Don’t expect a shop to do this though.

On every rack and pinion that I am familiar with the inner tie rod end is the tie rod. There are just two pieces. The outer tie rod end and the tie rod which includes the inner joint.

I know that the inner tie rod end is not the correct term, but every parts catalog (except the ones at the dealers) use this term, as do a lot of mechanics. So for the purposes of clarity with the uninformed, I will call them inner tie rod ends.

Lion9car, rack end (inner tie rod end) break on a rack and pinion system? Seriously? I haven’t even seen a worn out inner tie rod end on a Rack and Pinion. I have seen inner tie rod ends worn out on the old worm and roller steering boxes and had an outer tie rod end break on me in a 77 Olds. Its not fun.

I still think the OP needs a second opinion. What ever you want to call them, I don’t think they are bad. They see very little movement or stress in their normal operation.

I’ve seen bad inner rods on R&P systems - on Youtube videos of people showing how to check them for play and replace them. Its not common - I don’t think I’ve ever needed one. But it is possible.

No matter. The OP needs someone else - preferably a local front end shop - to check things out.

I can’t say as I understand the comments about worn inner tie rods being a rarity. Inner tie rods (the long ball socket attached directly to the rack in the rack housing) are a very common wear item and is the most commonly worn and commonly replaced part of any suspension or steering systems that I’ve ever dealt with.
I couldn’t even begin to guess at the total number.

I was able to borrow(buy and bring back) from Checkers/O’Rielly the tubular "wrench"Though the tierod flats had to be ground down (wouldn’t you know it!) as the slip on adapter “C” shape things (there were 3) didn’t fit the tierod I bought online. As Rosanna Rossanadana said…“it’s always SOMETHIN” It’s best to buy the soft fold over “lock” washers to keep it from unscrewing (and locktight)

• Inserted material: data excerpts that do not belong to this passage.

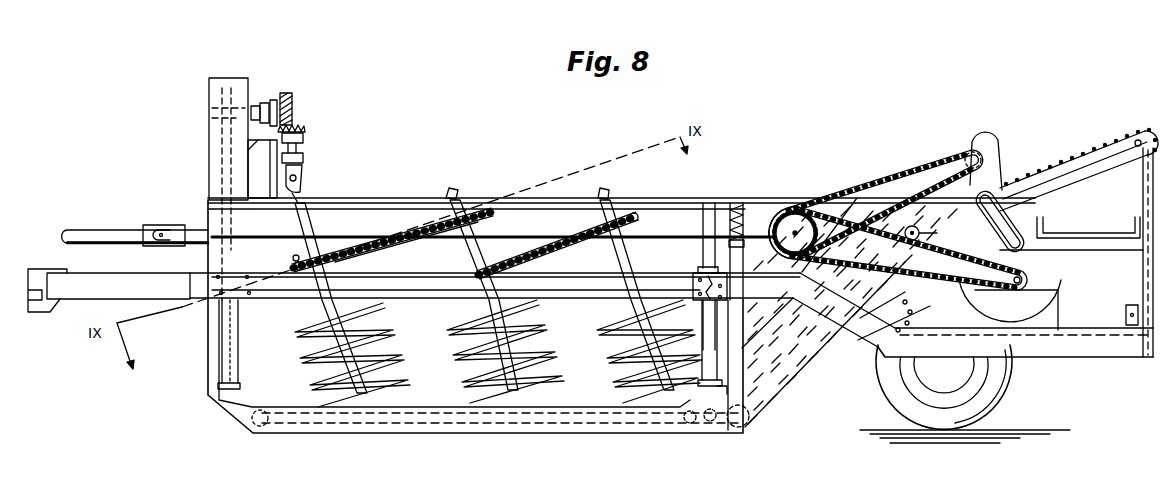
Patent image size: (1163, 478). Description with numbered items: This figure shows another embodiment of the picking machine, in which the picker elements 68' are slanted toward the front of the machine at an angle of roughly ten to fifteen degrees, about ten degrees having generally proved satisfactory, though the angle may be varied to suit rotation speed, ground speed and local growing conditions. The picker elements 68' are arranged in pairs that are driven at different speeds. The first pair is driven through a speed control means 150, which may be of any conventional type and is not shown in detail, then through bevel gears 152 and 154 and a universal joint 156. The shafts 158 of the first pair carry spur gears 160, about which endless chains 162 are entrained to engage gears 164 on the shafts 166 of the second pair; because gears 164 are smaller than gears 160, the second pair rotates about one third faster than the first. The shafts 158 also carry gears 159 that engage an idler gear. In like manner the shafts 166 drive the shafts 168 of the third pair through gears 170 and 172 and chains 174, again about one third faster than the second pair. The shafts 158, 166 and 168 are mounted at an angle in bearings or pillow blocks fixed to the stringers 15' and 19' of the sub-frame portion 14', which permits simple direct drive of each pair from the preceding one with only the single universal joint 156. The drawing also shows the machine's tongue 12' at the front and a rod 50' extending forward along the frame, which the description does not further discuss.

The speed control means 150 is at (240, 79).
The bevel gear 152 is at (288, 103).
The bevel gear 154 is at (300, 126).
The universal joint 156 is at (302, 170).
The shafts 158 is at (305, 223).
The spur gears 160 is at (335, 247).
The endless chains 162 is at (407, 233).
The gears 164 is at (470, 240).
The shafts 166 is at (480, 265).
The shafts 168 is at (627, 263).
The gears 170 is at (483, 250).
The gears 172 is at (623, 205).
The chains 174 is at (573, 230).
The gears 159 is at (293, 256).
The stringer 19' is at (621, 191).
The tongue 12' is at (109, 284).
The stringer 15' is at (542, 300).
The sub-frame portion 14' is at (470, 326).
The control rod 50' is at (135, 212).
The picker elements 68' is at (498, 387).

one side of my 90 Corolla was very loose…Mike

lesliec2: The price quoted is very reasonable for that vehicle. If you have doubts as to the honesty of the mechanic, have the condition verified by another mechanic by paying for a vehicle inspection focusing on the steering and suspension. If I checked out all conditions for free, I would be unemployed because every woodchuck in the world would get free diagnostics and bad part lists, and have his second cousin in law buy the part and do the work.

At 138K, it’s entirely possible they both have developed some looseness in the ball/socket joint. Since you’re doing both sides, I would also look at the outer tie rod ends as well. If they look anything other than fairly new, even without having looseness, I would consider replacing those as well. There won’t be any extra labor time for doing so, as the outer end has to be disconnected and reconnected from the the inner in order to perform the inner replacement. You would only be looking at the additional cost of parts, and because the outer ends do not last as long as the inner tie rod ends, you may end up saving a bit of money over the next year or two because replacing the worn outer ends will require another alignment.